In Apache Hive, the AGGREGATE function is used to perform basic aggregations on data. The AGGREGATE function takes a column or expression as an argument and returns the aggregate result for that column or expression. Here are some basic aggregations that can be performed using AGGREGATE in Hive:
- COUNT: The COUNT aggregation returns the number of rows in a table or the number of non-null values in a column. For example, to count the number of records in a table, you can use the following syntax:
SELECT COUNT(*) FROM table_name;
To count the number of non-null values in a column, you can use the following syntax:
SELECT COUNT(column_name) FROM table_name;
- SUM: The SUM aggregation returns the sum of all values in a column. For example, to calculate the total sales of a product, you can use the following syntax:
SELECT SUM(sales) FROM sales_table WHERE product_name = ‘Product A’;
- AVG: The AVG aggregation returns the average value of a column.
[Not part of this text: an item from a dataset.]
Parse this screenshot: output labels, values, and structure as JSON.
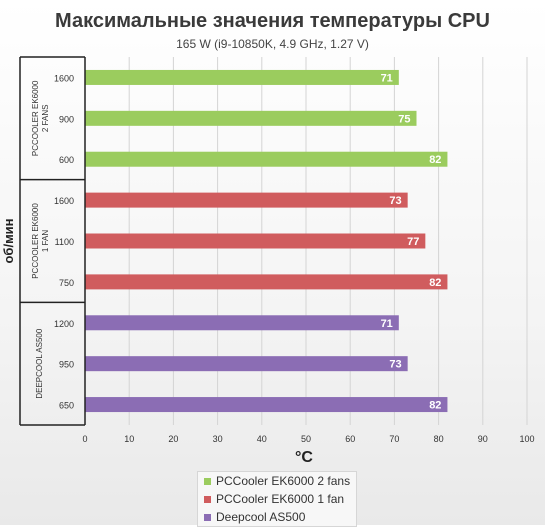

For example, to calculate the average salary of employees, you can use the following syntax
SELECT AVG(salary) FROM employee_table;
- MIN/MAX: The MIN and MAX aggregations return the minimum and maximum values in a column, respectively. For example, to find the minimum and maximum salaries of employees, you can use the following syntax:
SELECT MIN(salary), MAX(salary) FROM employee_table;
- GROUP BY: The GROUP BY clause is used to group rows based on one or more columns and apply aggregate functions to each group. For example, to find the total sales of each product, you can use the following syntax
SELECT product_name, SUM(sales) FROM sales_table GROUP BY product_name;
Overall, AGGREGATE in Apache Hive provides a powerful set of functions to perform basic aggregations on data. These aggregations can be combined with other SQL operations to perform more complex analysis on large-scale datasets.